After a few minutes, I ask carefully, “Where’s his father?”

She goes still, and instead of snapping back like I expect, she takes a long, controlled breath that tells me she’s choosing her response carefully.

“One-night stand,” she says plainly. “We stayed friends, and he was a really good dad.”

I wait.

“He died when Chance was three. In a motorcycle accident.”

The words land heavier than they should.

I picture her younger. Alone. Holding a toddler and a grief that technically doesn’t belong to her, but still becomes her responsibility.

“You’ve raised him alone,” I say.

“I didn’t have a choice.”

There’s no self-pity or dramatics, just fact and that has undeniable respect settling in my bones.

She studies me for a second longer than is comfortable, then tilts her head slightly. “What about you?”

I frown. “What about me?”

“You run on routine and you’re very concise in the things you say and ask,” she says, gathering her fork but not looking away. “People usually learn that somewhere.”

I almost deflect but decide to give her something since she’s telling me about herself.

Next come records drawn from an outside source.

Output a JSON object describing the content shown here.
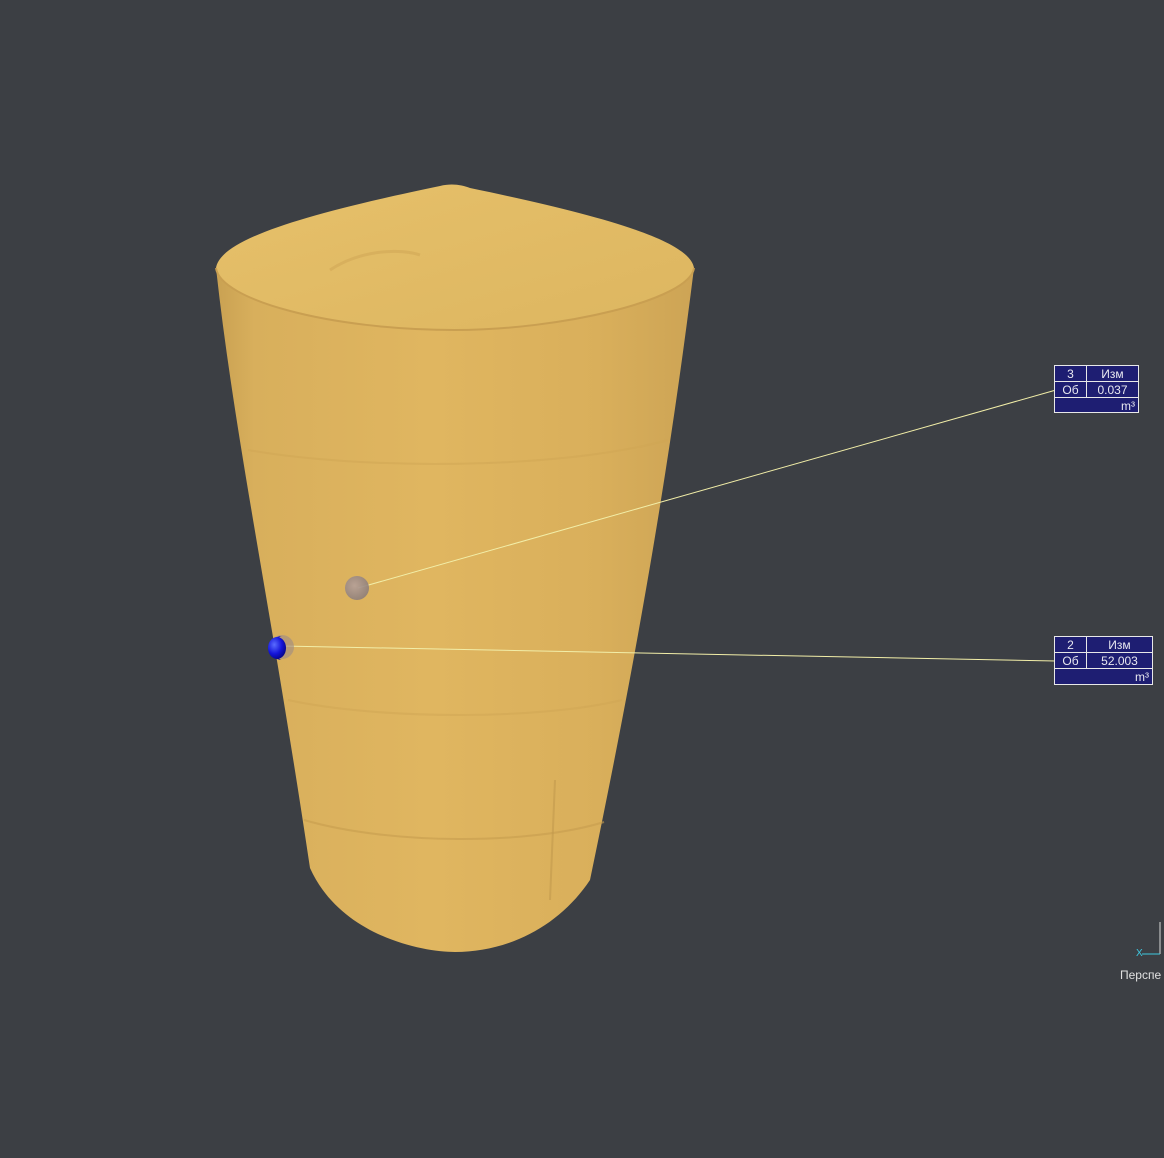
{
  "viewport": {
    "background": "#3c3f44",
    "object_color": "#e1b45c"
  },
  "measurements": [
    {
      "id": "3",
      "header": "Изм",
      "type": "Об",
      "value": "0.037",
      "unit": "m³"
    },
    {
      "id": "2",
      "header": "Изм",
      "type": "Об",
      "value": "52.003",
      "unit": "m³"
    }
  ],
  "axis": {
    "x_label": "X",
    "view_label": "Перспе"
  }
}
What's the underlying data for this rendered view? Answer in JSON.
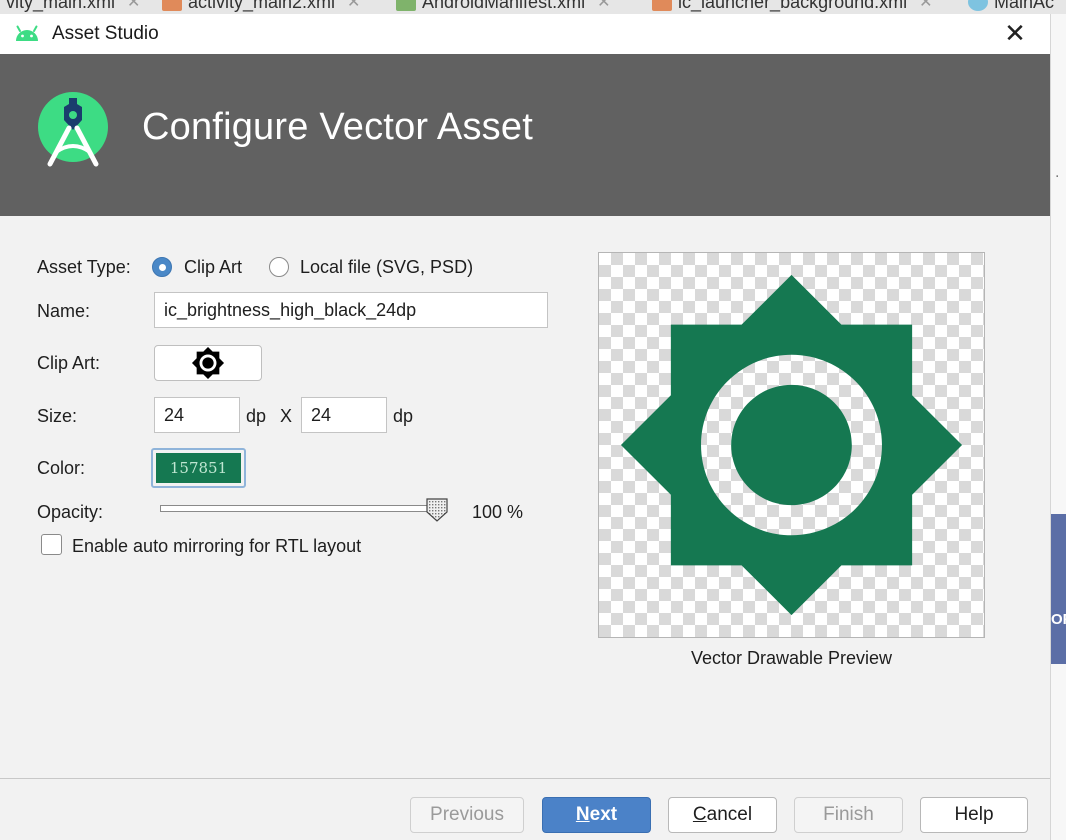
{
  "ide_tabs": [
    {
      "label": "vity_main.xml"
    },
    {
      "label": "activity_main2.xml"
    },
    {
      "label": "AndroidManifest.xml"
    },
    {
      "label": "ic_launcher_background.xml"
    },
    {
      "label": "MainAc"
    }
  ],
  "window": {
    "title": "Asset Studio",
    "close_glyph": "✕"
  },
  "banner": {
    "heading": "Configure Vector Asset"
  },
  "form": {
    "asset_type_label": "Asset Type:",
    "asset_type_options": [
      "Clip Art",
      "Local file (SVG, PSD)"
    ],
    "asset_type_selected": "Clip Art",
    "name_label": "Name:",
    "name_value": "ic_brightness_high_black_24dp",
    "clip_art_label": "Clip Art:",
    "clip_art_icon": "brightness-high-icon",
    "size_label": "Size:",
    "size_width": "24",
    "size_unit": "dp",
    "size_separator": "X",
    "size_height": "24",
    "color_label": "Color:",
    "color_value": "157851",
    "color_hex": "#157851",
    "opacity_label": "Opacity:",
    "opacity_value": 100,
    "opacity_text": "100 %",
    "rtl_checkbox_label": "Enable auto mirroring for RTL layout",
    "rtl_checked": false
  },
  "preview": {
    "caption": "Vector Drawable Preview",
    "icon": "brightness-high-icon",
    "icon_color": "#157851"
  },
  "buttons": {
    "previous": {
      "label": "Previous",
      "enabled": false
    },
    "next": {
      "label": "Next",
      "mnemonic": "N",
      "rest": "ext",
      "enabled": true
    },
    "cancel": {
      "label": "Cancel",
      "mnemonic": "C",
      "rest": "ancel",
      "enabled": true
    },
    "finish": {
      "label": "Finish",
      "enabled": false
    },
    "help": {
      "label": "Help",
      "enabled": true
    }
  },
  "background_strip": {
    "edge_text": "OR"
  }
}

“My father was a military captain,” I say finally. “Structure wasn’t a suggestion in our house, it was survival.”

She waits, quiet enough that I keep going.

“He believed discipline fixed everything. Perfect was expected and he had high expectations.” A faint breath leaves me. “If you couldn’t bounce a quarter off my bed at 0700, there were consequences.”

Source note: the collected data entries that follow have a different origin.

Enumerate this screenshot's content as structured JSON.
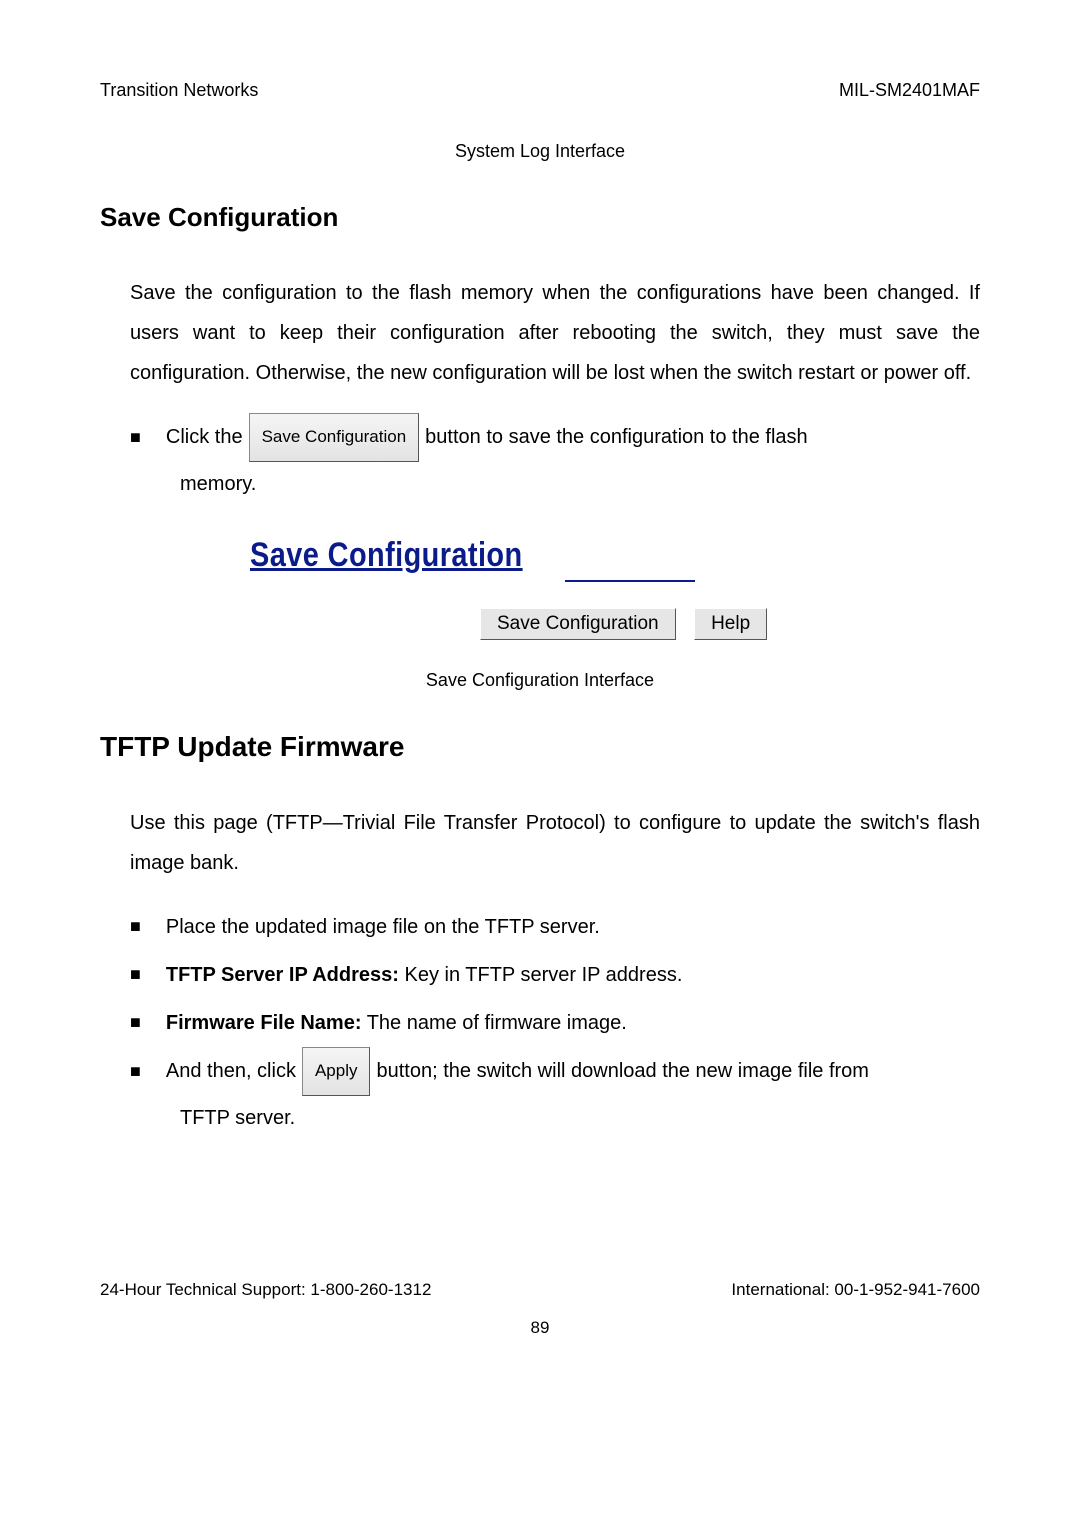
{
  "header": {
    "left": "Transition Networks",
    "right": "MIL-SM2401MAF"
  },
  "caption_top": "System Log Interface",
  "section1": {
    "heading": "Save Configuration",
    "para": "Save the configuration to the flash memory when the configurations have been changed. If users want to keep their configuration after rebooting the switch, they must save the configuration. Otherwise, the new configuration will be lost when the switch restart or power off.",
    "bullet_prefix": "Click the",
    "button_label": "Save Configuration",
    "bullet_suffix": "button to save the configuration to the flash",
    "bullet_continue": "memory."
  },
  "screenshot": {
    "title": "Save Configuration",
    "btn_save": "Save Configuration",
    "btn_help": "Help"
  },
  "caption_mid": "Save Configuration Interface",
  "section2": {
    "heading": "TFTP Update Firmware",
    "para": "Use this page (TFTP—Trivial File Transfer Protocol) to configure to update the switch's flash image bank.",
    "items": [
      {
        "plain": "Place the updated image file on the TFTP server."
      },
      {
        "bold": "TFTP Server IP Address:",
        "rest": " Key in TFTP server IP address."
      },
      {
        "bold": "Firmware File Name:",
        "rest": " The name of firmware image."
      }
    ],
    "last_prefix": "And then, click",
    "apply_label": "Apply",
    "last_suffix": "button; the switch will download the new image file from",
    "last_continue": "TFTP server."
  },
  "footer": {
    "left": "24-Hour Technical Support: 1-800-260-1312",
    "right": "International: 00-1-952-941-7600",
    "page": "89"
  }
}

Her expression shifts, softer now.

“I learned quickly,” I add, voice even, “to run my life like a well-oiled machine. Order meant safety and mistakes meant punishment.”

She nods slowly, like that explains more than I meant to say aloud.

We finish the meal slowly, conversation coming in short pieces that don’t need to fill the space, the quiet between us steady and surprisingly comfortable.

When the last bites are gone, she gathers the plates without comment, moving around the small kitchen with quiet efficiency while I cap the containers and tie off the trash.

The normalcy of it sits strangely on my shoulders.

I’ve stepped into a world that doesn’t belong to me but doesn’t push me out either.

She pauses at the doorway, glancing toward the living room where Chance is still curled under the blanket. “He’s still asleep,” she says softly. “I should get him into his bed before he wakes up sick again.”

I nod and follow at a distance, watching as she bends beside the couch and slides her arms under him with practiced care.

For a second it hits me just how close they’re in size, his long limbs folding into her as she lifts him, his head dropping against her shoulder like it’s the safest place he knows.

She carries him down the hall without rushing, easing him onto the mattress and pulling the blanket up around him before setting a small bucket beside the bed.

A sleeve of saltines and a bottle of Gatorade land on the nightstand within easy reach, everything placed exactly where a sick kid would need it if he woke in the dark.

When she’s done, the exhaustion is impossible to miss, settling into her shoulders and the slow way she moves like she’s running on whatever’s left in the tank.